Solar power station in Germany. Featured Image: anyaivanova/Shutterstock.com
German photovoltaic (PV) plants owner 7C Solarparken AG (ETR:HRPK) today reported an 8.5% rise in earnings for 2019 and guided for a lower figure in 2020, in part due to the coronavirus crisis.
The company posted a record earnings before interest, tax, depreciation and amortisation (EBITDA) of EUR 38.1 million (USD 41.4m) for 2019 compared to EUR 35.1 million a year earlier. It attributed the improvement in its performance to an expansion of its portfolio to 190 MWp from 154 MWp, above-average weather conditions and several one-time items. In addition, the first-time adoption of the IFRS 16 standard has added EUR 0.8 million to EBITDA.
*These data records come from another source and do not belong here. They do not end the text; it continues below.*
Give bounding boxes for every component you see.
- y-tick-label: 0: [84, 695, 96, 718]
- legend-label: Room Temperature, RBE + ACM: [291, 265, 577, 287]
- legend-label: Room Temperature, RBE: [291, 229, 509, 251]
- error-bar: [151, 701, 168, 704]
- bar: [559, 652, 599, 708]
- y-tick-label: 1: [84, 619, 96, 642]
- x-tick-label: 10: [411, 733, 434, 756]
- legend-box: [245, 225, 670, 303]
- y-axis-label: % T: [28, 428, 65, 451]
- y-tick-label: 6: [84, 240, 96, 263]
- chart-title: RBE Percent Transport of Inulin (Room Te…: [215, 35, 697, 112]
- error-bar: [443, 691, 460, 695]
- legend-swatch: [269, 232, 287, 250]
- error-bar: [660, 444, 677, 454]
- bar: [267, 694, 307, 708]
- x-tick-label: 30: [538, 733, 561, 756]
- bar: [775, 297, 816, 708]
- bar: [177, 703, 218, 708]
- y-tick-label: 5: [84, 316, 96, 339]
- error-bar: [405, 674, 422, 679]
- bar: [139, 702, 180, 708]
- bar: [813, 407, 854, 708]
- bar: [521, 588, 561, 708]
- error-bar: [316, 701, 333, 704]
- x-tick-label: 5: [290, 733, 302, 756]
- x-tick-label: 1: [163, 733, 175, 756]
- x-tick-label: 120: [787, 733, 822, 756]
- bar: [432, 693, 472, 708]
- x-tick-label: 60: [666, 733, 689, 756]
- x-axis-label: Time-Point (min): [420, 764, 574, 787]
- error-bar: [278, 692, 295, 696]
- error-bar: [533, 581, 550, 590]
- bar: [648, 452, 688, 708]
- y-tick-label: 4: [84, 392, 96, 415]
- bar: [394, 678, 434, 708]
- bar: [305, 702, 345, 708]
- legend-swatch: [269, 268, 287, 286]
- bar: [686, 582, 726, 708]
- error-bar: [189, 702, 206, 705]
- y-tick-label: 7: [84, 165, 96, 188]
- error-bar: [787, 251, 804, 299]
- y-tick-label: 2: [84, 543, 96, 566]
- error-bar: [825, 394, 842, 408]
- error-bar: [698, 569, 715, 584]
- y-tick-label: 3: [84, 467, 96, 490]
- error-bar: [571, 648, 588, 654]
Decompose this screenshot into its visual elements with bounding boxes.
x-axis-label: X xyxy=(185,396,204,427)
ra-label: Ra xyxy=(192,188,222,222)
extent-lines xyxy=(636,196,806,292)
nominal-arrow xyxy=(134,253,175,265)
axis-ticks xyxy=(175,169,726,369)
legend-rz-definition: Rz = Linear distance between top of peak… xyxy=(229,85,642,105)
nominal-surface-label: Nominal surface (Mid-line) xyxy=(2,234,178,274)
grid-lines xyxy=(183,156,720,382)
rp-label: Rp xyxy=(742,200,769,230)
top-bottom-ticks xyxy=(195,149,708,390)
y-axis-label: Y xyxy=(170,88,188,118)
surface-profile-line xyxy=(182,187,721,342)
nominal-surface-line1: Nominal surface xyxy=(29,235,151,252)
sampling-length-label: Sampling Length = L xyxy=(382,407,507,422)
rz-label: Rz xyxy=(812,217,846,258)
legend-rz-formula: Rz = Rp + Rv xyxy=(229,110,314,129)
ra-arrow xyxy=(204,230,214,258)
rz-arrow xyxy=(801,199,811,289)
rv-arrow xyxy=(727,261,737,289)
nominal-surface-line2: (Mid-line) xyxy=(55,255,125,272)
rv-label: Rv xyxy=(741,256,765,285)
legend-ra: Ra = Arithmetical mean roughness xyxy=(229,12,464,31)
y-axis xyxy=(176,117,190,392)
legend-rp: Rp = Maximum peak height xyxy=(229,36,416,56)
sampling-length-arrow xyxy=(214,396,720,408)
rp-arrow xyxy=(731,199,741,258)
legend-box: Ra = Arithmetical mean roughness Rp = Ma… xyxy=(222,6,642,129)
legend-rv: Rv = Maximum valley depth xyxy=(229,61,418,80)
For 2020, 7C Solarparken forecasts an EBITDA of EUR 36 million, taking into consideration an expected negative impact of EUR 0.8 million arising from the COVID-19 situation.
In 2019, cash flow per share beat both the initial projection of EUR 0.50 and the revised forecast for at least EUR 0.52 and reached EUR 0.55. This year, the figure is seen at EUR 0.48 per share.
The guidance is based on a fully operating portfolio of 201 MWp as from end-June 2020, but if the company achieves all strategic objectives for the year and ramps up its portfolio to 220 MWp, EBITDA and cash flow per share should still rise to EUR 41.3 million and EUR 0.57, respectively, under normal weather conditions.
"We are in an excellent position due to the fact that 84% of our revenues is originated from PV plants commissioned prior to 2016, so that even negative prices have no effect on their production. In these challenging times, we are still very optimistic to meet our 220 MWp target before year-end 2020,” commented CEO Steven De Proost.
The management board of the company will propose to keep the dividend unchanged at EUR 0.11 per share. However, the annual meeting at which this proposal will be made is being postponed until further notice because of the coronavirus crisis.